Идея национального характера, которая в Европе после Гитлера считается скользкой темой, – единственная возможность понять Россию. Русские – позорная нация. Тетрадка стереотипов. Они не умеют работать систематически и систематически думать. Они больше способны на спорадические, одноразовые действия. По своей пафосной эмоциональности, пещерной наивности, пузатости, поведенческой неуклюжести русские долгое время были прямо противоположны большому эстетическому стилю Запада – стилю cool. Строго говоря, об этом cool русские вообще даже не догадывались. Между тем это понятие из элитарной моды превратилось в состояние, которое определяет в последнее время западную культуру, что вышла за пределы литературы и кино, вобрав в себя на равных основаниях «красу ногтей» в высшем смысле, то есть культура растворилась в каждодневном быту, быт – в культуре. В Берлине или Париже вам точно укажут: эту марку сигарет курят только лесбиянки, а на той марке машин ездят одни пасторы. На русской стороне ни официальная, ни «кухонная» культуры по понятным причинам не только не шли в ногу с западным развитием событий, но круто забирали в сторону. Мы смотрели западные фильмы, листали западные журналы и читали западные книги, если это удавалось, совсем по-другому, чем западные потребители культуры. В любом случае, мы не видели во всей этой продукции объединяющей идеи, поверх барьеров столкновений консерваторов и либералов, архаистов и новаторов. Мы углублялись в экзистенциальный смысл, не замечая становления новой формы. Мы проморгали то, что составляет эстетическую сущность Запада последних 50 лет, о чем уже десятилетия назад было объявлено в двух установочных статьях журналов «Тайм» и «Лайф», на которые откликнулась молодежь от Лос-Анджелеса до Кейптауна, Токио и даже социалистической Варшавы.
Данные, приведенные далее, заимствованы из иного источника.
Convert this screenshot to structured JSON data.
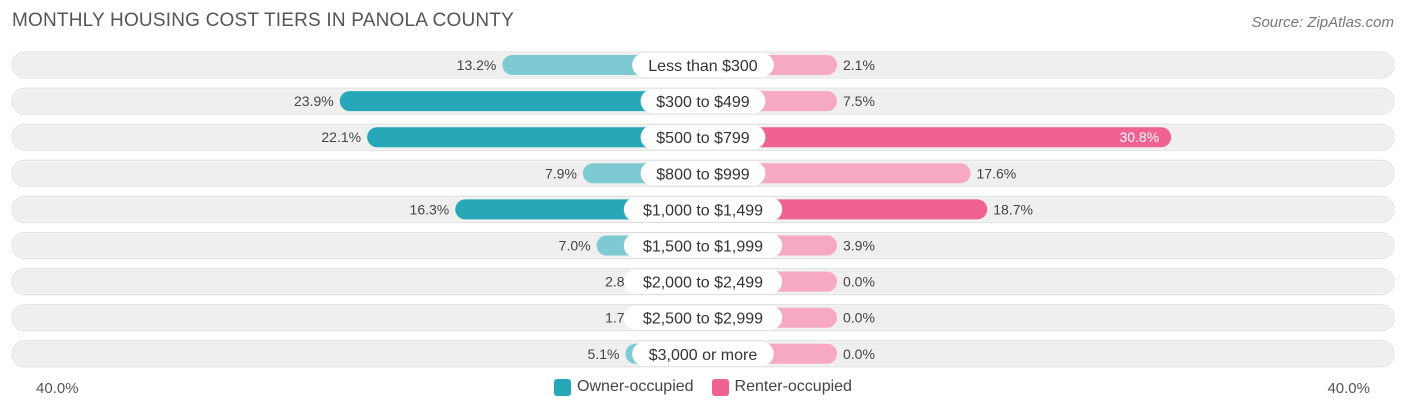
{
  "header": {
    "title": "MONTHLY HOUSING COST TIERS IN PANOLA COUNTY",
    "source": "Source: ZipAtlas.com"
  },
  "axis": {
    "left_label": "40.0%",
    "right_label": "40.0%"
  },
  "legend": {
    "owner": "Owner-occupied",
    "renter": "Renter-occupied"
  },
  "colors": {
    "owner_light": "#7ecad2",
    "owner_dark": "#27a8b8",
    "renter_light": "#f7a8c3",
    "renter_dark": "#f06292",
    "row_bg": "#efefef"
  },
  "chart_data": {
    "type": "bar",
    "orientation": "horizontal-diverging",
    "categories": [
      "Less than $300",
      "$300 to $499",
      "$500 to $799",
      "$800 to $999",
      "$1,000 to $1,499",
      "$1,500 to $1,999",
      "$2,000 to $2,499",
      "$2,500 to $2,999",
      "$3,000 or more"
    ],
    "series": [
      {
        "name": "Owner-occupied",
        "values": [
          13.2,
          23.9,
          22.1,
          7.9,
          16.3,
          7.0,
          2.8,
          1.7,
          5.1
        ]
      },
      {
        "name": "Renter-occupied",
        "values": [
          2.1,
          7.5,
          30.8,
          17.6,
          18.7,
          3.9,
          0.0,
          0.0,
          0.0
        ]
      }
    ],
    "value_labels": {
      "owner": [
        "13.2%",
        "23.9%",
        "22.1%",
        "7.9%",
        "16.3%",
        "7.0%",
        "2.8%",
        "1.7%",
        "5.1%"
      ],
      "renter": [
        "2.1%",
        "7.5%",
        "30.8%",
        "17.6%",
        "18.7%",
        "3.9%",
        "0.0%",
        "0.0%",
        "0.0%"
      ]
    },
    "xlim": [
      -40,
      40
    ],
    "legend_position": "bottom-center"
  }
}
Понятие coоl (этимологически – «прохладный») возникло в США в конце 40-х вместе с джазовой пластинкой Майлса Дейвиса «The Birth of the Cool» и книгами Джека Керуака. Последнего можно считать идеологом «кула», в 50 году писавшего о разнице между «сырым» и «кул»-сознанием как о противоположных формах самосознания. «Кул»-сознание, до сих пор не имеющее русского словесного эквивалента, не оставляет в человеке неотрефлектированных, «темных» сторон. Ему свойственны открытость, прозрачность, внутренняя эротичность, ироничность, подчеркнутая стильность, что обнаруживается в его джазовых корнях. Далеко не все кумиры Запада были «кул». Ни Элвис Пресли, ни Мерилин Монро в эту категорию не попадают. Зато лучшее, что есть в «Битлз», мюзикл «Вестсайдская история» Леонарда Бернштейна, песни Боба Дилона, с одной стороны, а с другой – улыбка, прическа, стиль одежды президента Джона Кеннеди (особенно если его сравнить на общей фотографии с Хрущевым) – истинный «кул».
Постепенно «кул» стал венцом глобальных американо-европейских усилий лицевых мускулов, голоса, моды, рекламы, кодекса поведения. Манеры советских дипломатов, как и родная культурная продукция, не проходили на Западе без сильной дозы иронии. Разрыв между западной модой и «русским стилем» привели к тому, что в сознании Запада после развала СССР русские заново оформились в образ врага, но уже не идеологический, а эстетический, менее опасный, более смехотворный. В сравнении особенно с эксцентричной, взвешенно заикающейся «The cool Britania» в интерпретации британского премьера, мы – нервная, дергающаяся, застенчиво-нахрапистая масса. Нет среди белых людей в мире бо́льших анти-«кул» (включая румынов), чем русские.
Тем не менее Москва в течение 90-х годов усиленно стремится стать «кул», волей-неволей устремившись за Западом, донашивающим эту моду за неимением новой. Даже милиционерам пошили прозападную униформу. Но русское неофитство (ну, молодежные журналы, выступающие под обложкой «кул») не вызывает евровосторгов по причине блеклой подражательности.